# Man, they have everything on You Tube- 1st Batt firing the Goose



## Boondocksaint375 (Nov 11, 2006)

[youtube]XNxFiGvhLXE[/youtube]


----------



## Crusader74 (Nov 12, 2006)

Great Wpn to Fire..We just call it the 84.


----------



## Polar Bear (Nov 12, 2006)

BOOM


----------



## VAR (Nov 12, 2006)

nice vid.
:)


----------



## MADMIKE175 (Nov 12, 2006)

I used to love that range.


----------



## Paddlefoot (Nov 12, 2006)

Awesome.

Working MI, we never got nearly enough time on the range, and never with that kind of firepower.


----------



## Bangalore (Nov 19, 2006)

Irish_Army01 said:


> Great Wpn to Fire..We just call it the 84.



When we had the M67 90mm Recoilless Rifle, we use to call it a "90." We also use to call it the "old stove pipe."

We would call it an "84," but when it first came into service we already had an 84mm anti-tank weapon (AT-4, the M136), which BTW was made by the same company that makes the M3 Carl Gustav.
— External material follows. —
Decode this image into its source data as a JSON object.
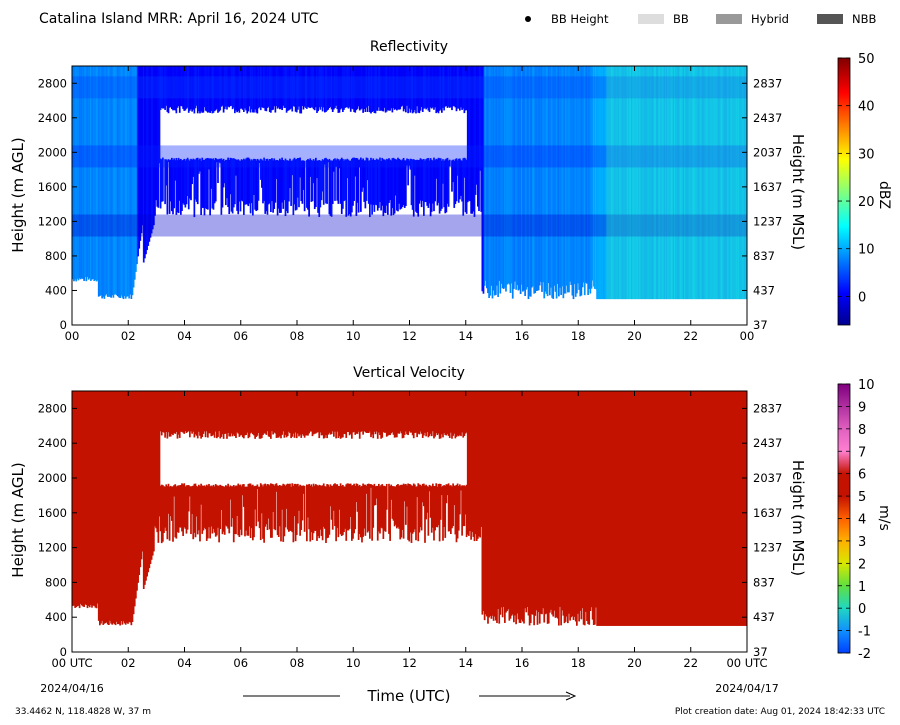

Also, at first we didn't even know the nomenclature (M3), so we just called it the Gustav. They [command] first started calling it the RAAWS (Ranger Anti-armor Anti-personel Weapon System), but we thought that name was gay. I see now it is called a MAAWS (Multi-Role Anti-armor Anti-personnel Weapon System)... Still gay.


----------



## Bangalore (Nov 19, 2006)

Yep lots of memories at that range. We use to play Illum-ball and Dillo-ball out there. Feeling "home sick" now thinking about it.


----------